Si elle se confirme, cette autorisation constituerait une avancée sans précédent : depuis les années 1950, les États-Unis n’avaient partagé leur technologie de propulsion nucléaire sous-marine qu’avec le Royaume-Uni. En accordant un tel privilège à Séoul, Washington étendrait donc un partenariat stratégique jusque-là réservé à ses alliés les plus proches.
La Corée du Sud cherche depuis plusieurs années à obtenir cette capacité, estimant qu’un sous-marin à propulsion nucléaire renforcerait considérablement sa défense maritime. Le pays a également sollicité l’autorisation américaine pour le retraitement de combustible nucléaire, une demande qui, selon des sources diplomatiques, reste en cours d’évaluation.
Cependant, plusieurs experts en sécurité régionale ont exprimé leurs réserves. Certains estiment qu’un tel projet pourrait exacerber les tensions avec Pyongyang, qui considère déjà les exercices conjoints américano-sud-coréens comme des provocations. D’autres craignent qu’il n’alimente une nouvelle course aux armements dans une région déjà fragile, notamment face au Japon et à la Chine.

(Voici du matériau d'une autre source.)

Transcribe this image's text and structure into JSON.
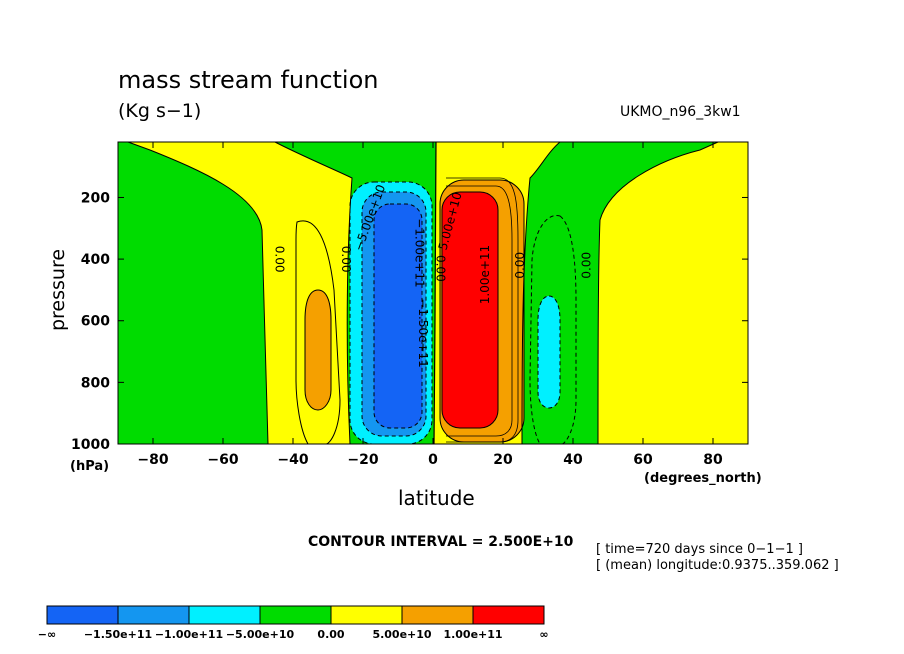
{
  "header": {
    "title": "mass stream function",
    "subtitle": "(Kg s−1)",
    "dataset": "UKMO_n96_3kw1"
  },
  "axes": {
    "ylabel": "pressure",
    "yunit": "(hPa)",
    "xlabel": "latitude",
    "xunit": "(degrees_north)"
  },
  "info": {
    "contour_interval": "CONTOUR INTERVAL = 2.500E+10",
    "time": "[ time=720 days since 0−1−1 ]",
    "longitude": "[ (mean) longitude:0.9375..359.062 ]"
  },
  "colors": {
    "blue": "#1464f5",
    "mid_blue": "#1496f0",
    "cyan": "#00f0ff",
    "green": "#00dc00",
    "yellow": "#ffff00",
    "orange": "#f5a000",
    "red": "#ff0000"
  },
  "chart_data": {
    "type": "contour",
    "title": "mass stream function",
    "subtitle": "(Kg s−1)",
    "xlabel": "latitude",
    "ylabel": "pressure",
    "xlim": [
      -90,
      90
    ],
    "ylim": [
      1000,
      20
    ],
    "x_ticks": [
      -80,
      -60,
      -40,
      -20,
      0,
      20,
      40,
      60,
      80
    ],
    "x_tick_labels": [
      "−80",
      "−60",
      "−40",
      "−20",
      "0",
      "20",
      "40",
      "60",
      "80"
    ],
    "y_ticks": [
      200,
      400,
      600,
      800,
      1000
    ],
    "y_tick_labels": [
      "200",
      "400",
      "600",
      "800",
      "1000"
    ],
    "contour_interval": 25000000000,
    "colorbar": {
      "colors": [
        "#1464f5",
        "#1496f0",
        "#00f0ff",
        "#00dc00",
        "#ffff00",
        "#f5a000",
        "#ff0000"
      ],
      "labels": [
        "−∞",
        "−1.50e+11",
        "−1.00e+11",
        "−5.00e+10",
        "0.00",
        "5.00e+10",
        "1.00e+11",
        "∞"
      ]
    },
    "contour_labels": [
      {
        "text": "0.00",
        "lat": -45,
        "p": 400,
        "rot": 90
      },
      {
        "text": "0.00",
        "lat": -26,
        "p": 400,
        "rot": 90
      },
      {
        "text": "−5.00e+10",
        "lat": -17,
        "p": 270,
        "rot": -70
      },
      {
        "text": "−1.50e+11",
        "lat": -4,
        "p": 640,
        "rot": 90
      },
      {
        "text": "−1.00e+11",
        "lat": -5,
        "p": 380,
        "rot": 90
      },
      {
        "text": "0.00",
        "lat": 1,
        "p": 430,
        "rot": 90
      },
      {
        "text": "5.00e+10",
        "lat": 6,
        "p": 280,
        "rot": -75
      },
      {
        "text": "1.00e+11",
        "lat": 16,
        "p": 450,
        "rot": -90
      },
      {
        "text": "0.00",
        "lat": 26,
        "p": 420,
        "rot": -90
      },
      {
        "text": "0.00",
        "lat": 45,
        "p": 420,
        "rot": -90
      }
    ]
  }
}
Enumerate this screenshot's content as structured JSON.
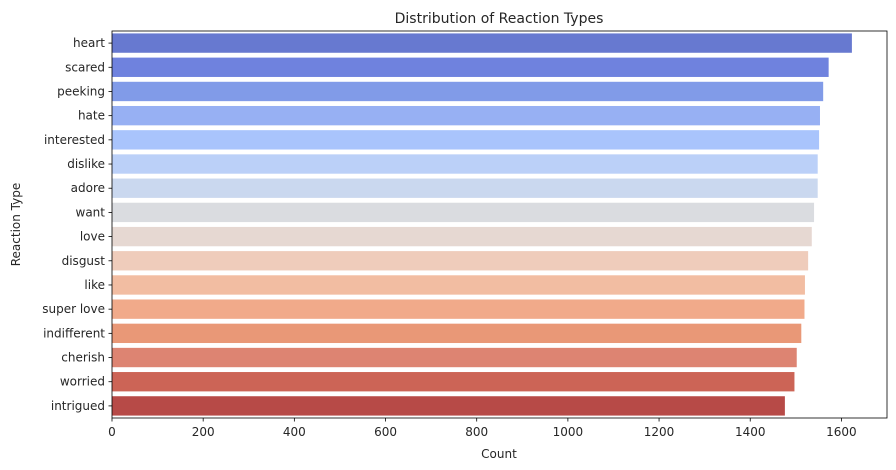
{
  "chart_data": {
    "type": "bar",
    "orientation": "horizontal",
    "title": "Distribution of Reaction Types",
    "xlabel": "Count",
    "ylabel": "Reaction Type",
    "xlim": [
      0,
      1700
    ],
    "xticks": [
      0,
      200,
      400,
      600,
      800,
      1000,
      1200,
      1400,
      1600
    ],
    "grid": false,
    "legend": "none",
    "categories": [
      "heart",
      "scared",
      "peeking",
      "hate",
      "interested",
      "dislike",
      "adore",
      "want",
      "love",
      "disgust",
      "like",
      "super love",
      "indifferent",
      "cherish",
      "worried",
      "intrigued"
    ],
    "values": [
      1623,
      1572,
      1560,
      1553,
      1551,
      1548,
      1548,
      1540,
      1535,
      1527,
      1520,
      1519,
      1512,
      1502,
      1497,
      1476
    ],
    "colors": [
      "#6779d0",
      "#6f82de",
      "#819be8",
      "#97b0f3",
      "#a9c4fc",
      "#bbd0f8",
      "#cad8ef",
      "#dadce0",
      "#e6d8d2",
      "#efccbb",
      "#f2bda2",
      "#f1aa8a",
      "#e99877",
      "#dd8472",
      "#cc6456",
      "#b74a47"
    ]
  }
}
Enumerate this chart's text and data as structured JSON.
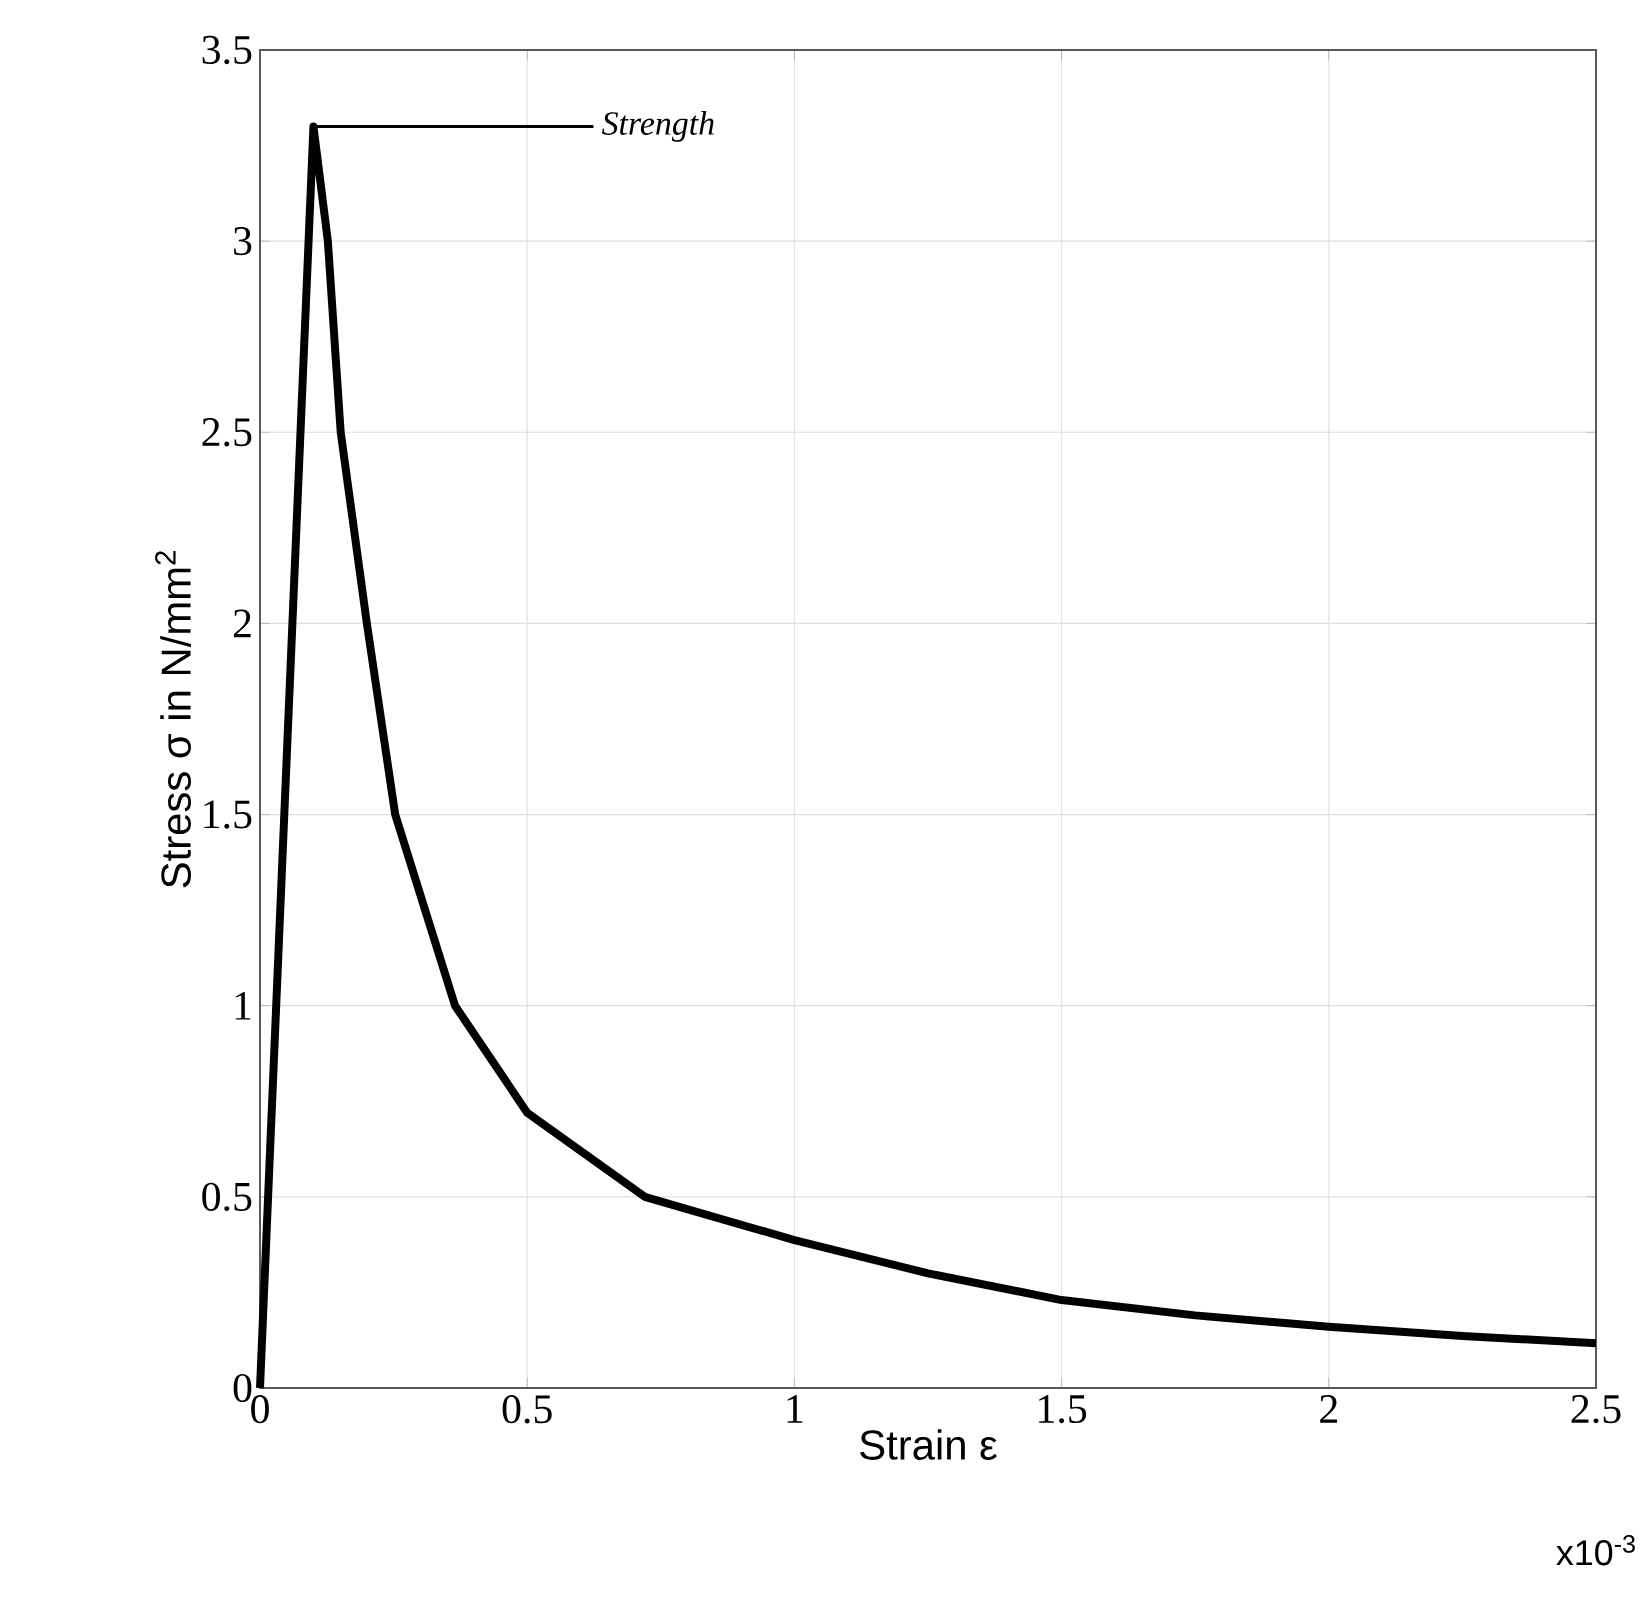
{
  "chart_data": {
    "type": "line",
    "xlabel": "Strain ε",
    "ylabel": "Stress σ  in N/mm$^{2}$",
    "x": [
      0,
      0.1,
      0.127,
      0.151,
      0.2,
      0.253,
      0.365,
      0.5,
      0.72,
      1.0,
      1.25,
      1.5,
      1.75,
      2.0,
      2.25,
      2.5
    ],
    "values": [
      0,
      3.3,
      3.0,
      2.5,
      2.0,
      1.5,
      1.0,
      0.72,
      0.5,
      0.387,
      0.3,
      0.23,
      0.19,
      0.16,
      0.136,
      0.117
    ],
    "color": "#000000",
    "xlim": [
      0,
      2.5
    ],
    "ylim": [
      0,
      3.5
    ],
    "xticks": [
      0,
      0.5,
      1,
      1.5,
      2,
      2.5
    ],
    "yticks": [
      0,
      0.5,
      1,
      1.5,
      2,
      2.5,
      3,
      3.5
    ],
    "grid": true,
    "annotations": [
      {
        "text": "*Strength*",
        "x": 0.1,
        "y": 3.3
      },
      "x10$^{-3}$"
    ]
  }
}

Cette décision, qui s’inscrit dans une série d’initiatives militaires annoncées par Trump depuis le début de son second mandat, pourrait profondément redéfinir l’équilibre stratégique en Asie de l’Est. Reste à savoir si cette coopération nucléaire inédite entre Washington et Séoul se traduira concrètement par un accord de transfert technologique, ou si elle demeurera pour l’instant au stade des déclarations politiques.